A reader writes:
I am a 27-year-old gay man, and consider(ed) myself very post-gay and post-marriage since I came out (late, a few years ago). I thought that if society didn't accept me, I would define my relationships myself, that I would forge a new world, a new type of relationship. Two decades ago (if I weren't seven), I would have been on the side that opposed you in your marriage fight.
But I'll be damned if hearing the stories of this battle that began years before I was born, reading the reactions, and in particular, seeing that video of you in 1997 and reading your posts yesterday haven't cracked something inside me.
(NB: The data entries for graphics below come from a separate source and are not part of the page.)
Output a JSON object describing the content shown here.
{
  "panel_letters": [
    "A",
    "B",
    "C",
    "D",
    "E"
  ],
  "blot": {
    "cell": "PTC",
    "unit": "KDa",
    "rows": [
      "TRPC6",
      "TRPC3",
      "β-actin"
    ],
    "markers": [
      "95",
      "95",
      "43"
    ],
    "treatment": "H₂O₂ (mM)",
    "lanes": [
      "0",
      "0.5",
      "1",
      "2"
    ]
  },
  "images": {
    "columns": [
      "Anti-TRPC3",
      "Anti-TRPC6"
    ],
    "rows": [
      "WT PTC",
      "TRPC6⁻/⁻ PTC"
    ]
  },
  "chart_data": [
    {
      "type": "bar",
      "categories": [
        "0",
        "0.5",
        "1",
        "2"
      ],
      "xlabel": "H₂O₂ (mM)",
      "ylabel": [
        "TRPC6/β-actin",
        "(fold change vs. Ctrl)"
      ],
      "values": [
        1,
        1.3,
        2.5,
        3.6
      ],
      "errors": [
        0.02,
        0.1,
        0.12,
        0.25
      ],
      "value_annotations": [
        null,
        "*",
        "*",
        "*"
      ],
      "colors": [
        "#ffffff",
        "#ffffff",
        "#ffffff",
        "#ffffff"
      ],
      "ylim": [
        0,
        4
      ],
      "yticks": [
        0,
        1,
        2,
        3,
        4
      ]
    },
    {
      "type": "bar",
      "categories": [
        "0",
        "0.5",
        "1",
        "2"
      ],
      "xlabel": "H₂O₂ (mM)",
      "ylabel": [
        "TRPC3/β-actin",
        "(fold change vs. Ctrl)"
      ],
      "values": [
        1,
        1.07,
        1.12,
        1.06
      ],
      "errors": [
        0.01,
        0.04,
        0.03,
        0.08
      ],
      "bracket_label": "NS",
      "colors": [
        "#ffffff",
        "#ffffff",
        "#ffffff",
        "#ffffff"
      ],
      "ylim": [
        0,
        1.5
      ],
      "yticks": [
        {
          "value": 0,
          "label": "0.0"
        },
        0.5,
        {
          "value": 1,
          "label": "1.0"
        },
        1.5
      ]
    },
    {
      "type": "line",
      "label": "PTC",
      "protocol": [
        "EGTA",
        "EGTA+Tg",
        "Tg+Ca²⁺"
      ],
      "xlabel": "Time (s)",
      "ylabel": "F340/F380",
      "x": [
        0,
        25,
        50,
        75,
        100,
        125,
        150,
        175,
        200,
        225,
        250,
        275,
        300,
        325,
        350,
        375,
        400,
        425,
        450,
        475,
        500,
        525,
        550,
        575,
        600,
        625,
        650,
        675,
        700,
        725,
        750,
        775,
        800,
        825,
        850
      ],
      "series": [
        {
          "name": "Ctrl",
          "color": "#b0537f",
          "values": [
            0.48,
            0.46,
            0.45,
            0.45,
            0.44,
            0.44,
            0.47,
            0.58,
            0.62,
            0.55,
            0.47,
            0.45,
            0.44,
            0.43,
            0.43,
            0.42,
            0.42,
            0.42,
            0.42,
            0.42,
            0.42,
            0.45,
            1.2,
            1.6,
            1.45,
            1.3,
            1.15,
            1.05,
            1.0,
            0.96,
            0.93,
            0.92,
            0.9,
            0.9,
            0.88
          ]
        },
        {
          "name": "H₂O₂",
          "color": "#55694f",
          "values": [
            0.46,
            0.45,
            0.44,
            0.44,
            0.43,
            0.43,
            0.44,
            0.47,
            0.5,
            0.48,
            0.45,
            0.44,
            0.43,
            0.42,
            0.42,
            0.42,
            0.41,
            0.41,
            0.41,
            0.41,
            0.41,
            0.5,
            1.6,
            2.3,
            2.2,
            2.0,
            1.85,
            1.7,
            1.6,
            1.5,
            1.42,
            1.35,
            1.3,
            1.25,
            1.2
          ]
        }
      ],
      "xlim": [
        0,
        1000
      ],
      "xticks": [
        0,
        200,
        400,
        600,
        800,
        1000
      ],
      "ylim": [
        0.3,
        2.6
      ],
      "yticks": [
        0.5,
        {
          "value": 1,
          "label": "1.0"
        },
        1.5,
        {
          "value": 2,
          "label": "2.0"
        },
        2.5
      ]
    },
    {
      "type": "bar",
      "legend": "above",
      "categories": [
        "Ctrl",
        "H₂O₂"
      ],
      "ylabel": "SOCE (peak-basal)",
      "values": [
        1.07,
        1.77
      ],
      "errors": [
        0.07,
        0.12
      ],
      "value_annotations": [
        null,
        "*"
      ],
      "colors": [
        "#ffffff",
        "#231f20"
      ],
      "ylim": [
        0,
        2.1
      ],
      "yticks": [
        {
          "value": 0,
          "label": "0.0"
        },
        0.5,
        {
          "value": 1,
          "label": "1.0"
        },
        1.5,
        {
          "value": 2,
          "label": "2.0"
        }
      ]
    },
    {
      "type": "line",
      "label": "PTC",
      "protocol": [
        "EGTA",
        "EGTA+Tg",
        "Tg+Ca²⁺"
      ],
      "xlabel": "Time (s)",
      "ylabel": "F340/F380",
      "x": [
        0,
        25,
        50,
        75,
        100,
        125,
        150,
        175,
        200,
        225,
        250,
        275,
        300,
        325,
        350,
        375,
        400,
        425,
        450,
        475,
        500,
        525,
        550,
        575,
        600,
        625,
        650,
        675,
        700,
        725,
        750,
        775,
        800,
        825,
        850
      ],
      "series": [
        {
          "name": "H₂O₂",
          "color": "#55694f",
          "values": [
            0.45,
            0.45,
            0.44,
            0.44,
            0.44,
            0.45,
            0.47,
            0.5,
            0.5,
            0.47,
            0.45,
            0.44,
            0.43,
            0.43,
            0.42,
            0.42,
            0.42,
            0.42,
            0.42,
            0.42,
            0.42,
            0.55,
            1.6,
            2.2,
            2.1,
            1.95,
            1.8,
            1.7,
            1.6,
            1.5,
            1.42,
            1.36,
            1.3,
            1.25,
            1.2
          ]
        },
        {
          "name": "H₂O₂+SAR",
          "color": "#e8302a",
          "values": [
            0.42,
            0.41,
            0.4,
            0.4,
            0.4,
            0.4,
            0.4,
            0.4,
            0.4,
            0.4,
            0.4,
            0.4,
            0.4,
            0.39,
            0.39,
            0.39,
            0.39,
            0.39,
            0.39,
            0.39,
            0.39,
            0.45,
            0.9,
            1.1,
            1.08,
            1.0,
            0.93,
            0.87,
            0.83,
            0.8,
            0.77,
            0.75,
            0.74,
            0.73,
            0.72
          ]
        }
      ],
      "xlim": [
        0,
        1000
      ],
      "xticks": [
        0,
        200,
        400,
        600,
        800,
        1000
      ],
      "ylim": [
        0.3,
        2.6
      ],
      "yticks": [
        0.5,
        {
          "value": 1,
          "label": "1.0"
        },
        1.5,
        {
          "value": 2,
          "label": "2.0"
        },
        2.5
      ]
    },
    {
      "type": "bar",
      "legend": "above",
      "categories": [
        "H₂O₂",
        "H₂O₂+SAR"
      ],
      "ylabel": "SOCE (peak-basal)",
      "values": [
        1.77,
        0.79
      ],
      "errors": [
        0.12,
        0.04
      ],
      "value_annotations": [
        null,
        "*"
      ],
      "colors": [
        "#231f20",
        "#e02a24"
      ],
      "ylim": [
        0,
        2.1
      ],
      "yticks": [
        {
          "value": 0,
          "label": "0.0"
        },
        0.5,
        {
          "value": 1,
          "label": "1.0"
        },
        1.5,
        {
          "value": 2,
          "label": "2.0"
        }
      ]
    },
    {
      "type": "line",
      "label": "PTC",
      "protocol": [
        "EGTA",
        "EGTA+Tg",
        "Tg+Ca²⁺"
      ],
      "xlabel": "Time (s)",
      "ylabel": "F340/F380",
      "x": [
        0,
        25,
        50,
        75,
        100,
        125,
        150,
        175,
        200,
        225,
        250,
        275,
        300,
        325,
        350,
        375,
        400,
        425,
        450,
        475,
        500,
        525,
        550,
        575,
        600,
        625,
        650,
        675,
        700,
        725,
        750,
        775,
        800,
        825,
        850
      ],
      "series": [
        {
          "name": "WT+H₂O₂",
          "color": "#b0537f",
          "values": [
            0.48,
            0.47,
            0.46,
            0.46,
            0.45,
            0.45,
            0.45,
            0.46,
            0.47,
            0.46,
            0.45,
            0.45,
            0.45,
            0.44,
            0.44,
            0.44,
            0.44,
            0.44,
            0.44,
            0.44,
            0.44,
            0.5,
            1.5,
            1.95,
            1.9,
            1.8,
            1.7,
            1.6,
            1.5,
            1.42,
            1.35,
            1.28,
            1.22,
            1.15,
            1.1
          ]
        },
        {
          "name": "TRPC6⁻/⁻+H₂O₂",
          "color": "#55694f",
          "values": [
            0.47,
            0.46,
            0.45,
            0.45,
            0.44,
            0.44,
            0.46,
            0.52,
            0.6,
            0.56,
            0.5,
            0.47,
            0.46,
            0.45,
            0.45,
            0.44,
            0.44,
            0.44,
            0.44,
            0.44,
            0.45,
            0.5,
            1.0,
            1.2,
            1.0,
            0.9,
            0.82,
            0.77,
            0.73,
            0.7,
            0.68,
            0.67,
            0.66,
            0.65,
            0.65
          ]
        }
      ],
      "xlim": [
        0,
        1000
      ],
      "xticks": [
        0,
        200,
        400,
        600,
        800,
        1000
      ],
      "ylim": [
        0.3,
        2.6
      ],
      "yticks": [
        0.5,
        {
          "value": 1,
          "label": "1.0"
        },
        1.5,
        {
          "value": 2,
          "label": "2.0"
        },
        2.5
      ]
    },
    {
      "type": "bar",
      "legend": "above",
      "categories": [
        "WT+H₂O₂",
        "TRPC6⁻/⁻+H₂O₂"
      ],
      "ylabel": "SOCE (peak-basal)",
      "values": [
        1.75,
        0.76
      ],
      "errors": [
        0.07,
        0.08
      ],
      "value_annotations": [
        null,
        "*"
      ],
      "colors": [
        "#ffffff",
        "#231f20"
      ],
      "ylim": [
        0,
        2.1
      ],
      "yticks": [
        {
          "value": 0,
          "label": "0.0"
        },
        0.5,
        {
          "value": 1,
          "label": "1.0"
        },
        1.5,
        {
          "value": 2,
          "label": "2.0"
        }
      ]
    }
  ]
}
You talk about this being a generally conservative movement, that it is about people in love wanting expansion of a traditional institution to them. But no one talks about the influence this has on single gay men. For the first time since I came out, I feel forced to look at the fact that I am not just in this for dating, for sex. Maybe if I were older, I would already have an identity hardened against being defined by society, and it would not matter so much. But we are on the way to a world where society will accept my relationships, and I will not be able to use outsider status as an excuse for any behavior.
Traditionalists will fight this tooth and nail, but the last great joke will be how much this gives them what they want.
I waver between a deep gratitude to New York for accepting me, and being spiteful for making me grow up. But I suspect that the former emotion will be the lasting one.